Conta a história da guerra, que aconteceu em 1982, pelo ponto de vista de um ex-combatente, que narra suas experiências e as de dois amigos durante os 74 dias de conflito. O narrador, Esteban, é enviado contra sua vontade para as ilhas quando tinha apenas 18 anos. Aos 40, revive todos os horrores do combate quando um dos seus companheiros durante o conflito tenta o suicídio.
É o momento em que o filme de Bauer toca em um dos pontos mais delicados: se 275 argentinos foram mortos nas ilhas entre abril e junho de 1982, de lá para cá um número maior, de 350 ex-combatentes, cometeu suicídio.
O filme foi baseado no livro homônimo do jornalista Edgardo Esteban, que lutou nas ilhas, interpretado na produção por Gaston Pauls, um dos protagonistas de "Nove Rainhas".
Além das conseqüências do conflito para os veteranos do regresso sem glória, "Iluminados" trata do pacto de silêncio que se impôs depois da derrota: os militares obrigaram os combatentes a assinar uma declaração onde se comprometiam a não contar o que tinham vivido nos dias de combate nas ilhas.
Uma versão inacabada do filme foi apresentada no ano passado no Festival de Cinema de San Sebastián, onde ganhou o Prêmio de Cinema em Construção.
O relato dos horrores enfrentados pelos soldados nas ilhas -os combates selvagens, o frio e a crueldade com que os próprios comandantes de tropas tratam seus subordinados- comoveu os argentinos, que vêm aplaudindo o filme ao final das sessões.
Para ter uma idéia da importância do tema para os argentinos, o filme rendeu a Bauer um encontro na última sexta-feira com o presidente Néstor Kirchner, que aparece na lista de agradecimentos. Na época das filmagens, Kirchner era governador da Província de Santa Cruz, onde foram rodadas algumas cenas.
O presidente argentino viu uma versão inacabada do filme, a que foi apresentada no Festival de Cinema de San Sebastián. Segundo a imprensa local, o chanceler argentino, Rafael Bielsa, teria ido às lágrimas ao também ver uma versão prévia em seu gabinete.

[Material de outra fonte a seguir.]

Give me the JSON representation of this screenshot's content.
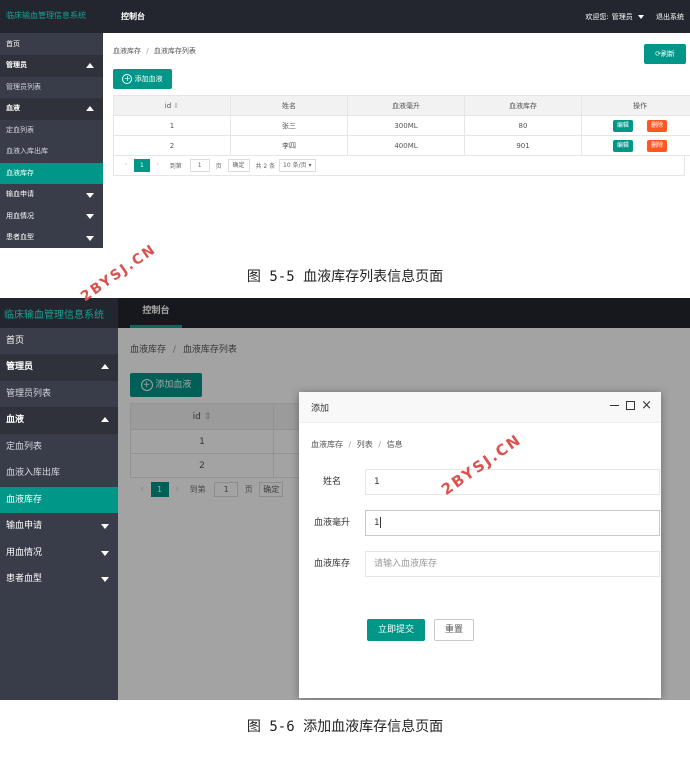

"Iluminados por el Fuego" custou 5 milhões de pesos (cerca de R$ 3,9 milhões), um orçamento considerado alto em comparação a filmes recentes produzidos na Argentina, mas baixo em relação à produções do gênero internacionais -"2 Filhos de Francisco", uma grande produção brasileira, custou R$ 11,8 milhões.
O filme tem capital 60% argentino e 40% espanhol. Teve seu direito de exibição comprado por uma distribuidora espanhola, mas ainda não há previsão de estréia em outros países. Segundo Bauer, o representante de um festival de cinema do Rio de Janeiro manifestou interesse em exibir a produção no Brasil.
O longa-metragem levou quatro anos para ficar pronto, mas as filmagens foram realizadas ao longo de 11 semanas. É o primeiro filme sobre o tema a ser filmado em parte nas ilhas, onde a equipe encontrou, no local dos combates, pertences dos soldados, como escovas de dentes e sapatos.
Não é a primeira vez que um filme sobre o conflito é realizado na Argentina: além de documentários, em 1984, logo depois do combate, foi filmado "Los Chicos de la Guerra", de Bebe Kamin.